Das Problem der postdemokratischen Strömungen ist nicht, dass das Volk nur noch über Ergebnisse abstimmen darf und ihm die politische Teilhabe immer weiter entzogen wird. Das Problem ist, dass es nie eine wirkliche Teilhabemöglichkeit, außer den Wahlen, hatte.

Aktiver Einfluss wird der Bevölkerung teils durch die zunehmende Globalisierung und Auslagerung nationaler Entscheidungen, teils durch puren Unwillen der politischen und ökonomischen Eliten verwehrt. Politiker wollen sich nicht in die Karten und schon gar nicht in Entscheidungsprozesse schauen lassen. Sie stehen unter großem Druck, da sie beständig um Mehrheiten bemüht sind. Dabei müssen sie Partei- und Lobbyinteressen sowie Koalitionsbündnisse berücksichtigen und das zunehmend auf nationaler und internationaler Ebene.
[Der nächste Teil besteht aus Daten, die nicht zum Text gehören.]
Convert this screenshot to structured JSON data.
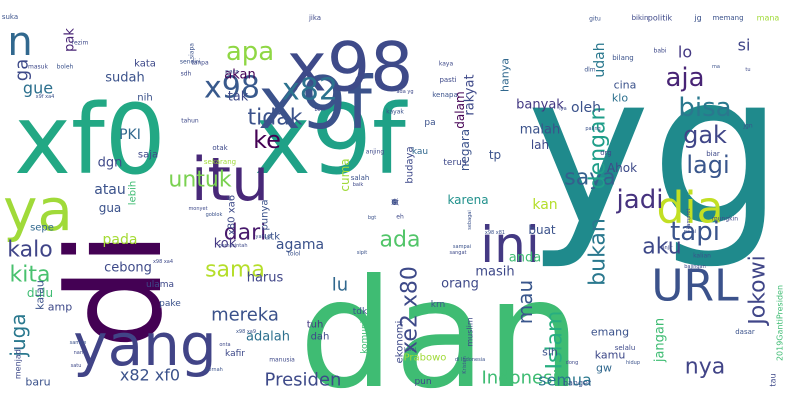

So rücken die Bedürfnisse der Bevölkerung in den Hintergrund. Die politischen Rahmenbedingungen erschweren es den Bürgerinnen und Bürgern zu sehr, demokratische Teilhabe als positiv aufzufassen. Die Hürden sind zu hoch und Verbindlichkeiten zu selten. So schwindet das Vertrauen und die Bevölkerung gleitet in die Passivität ab. Bürgerbeteiligung muss erleichtert, attraktive Angebote müssen besser beworben werden.

Die politischen Handlungsträger sind gefordert. Soll eine Zivilgesellschaft offen, innovativ und kreativ gestaltet werden, müssen Machtverteilung und staatliche Verantwortung neu organisiert sowie das Verhältnis von Bürger und Staat auf allen Ebenen neu bestimmt werden.2 Beide Seiten sollen Verantwortung tragen können: Das Volk als Souverän und die politischen Vertreter als Repräsentanten. Beachtet werden muss dabei, dass sich nicht neue Gräben auftun und Minderheiten von der Beteiligung ausgeschlossen werden.

Eine vielfältige Demokratie braucht eine vielfältige Bürgerschaft.

 

Katrin Schulze, August 2011


1) Nolte, Paul: "Von der repräsentativen zur multiplen Demokratie". In: Bundeszentrale für politische Bildung (Hg.): Aus Politik und Zeitgeschichte. 1-2/2011. "Postdemokratie". Bonn 2011 (S.7).

2) Weixner, Bärbel Martina: "Direkte Demokratie in den Bundesländern". In: Bundeszentrale für politische Bildung (Hg.): Aus Politik und Zeitgeschichte. 10/2006. "Direkte Demokratie". Bonn 2006 (S. 18).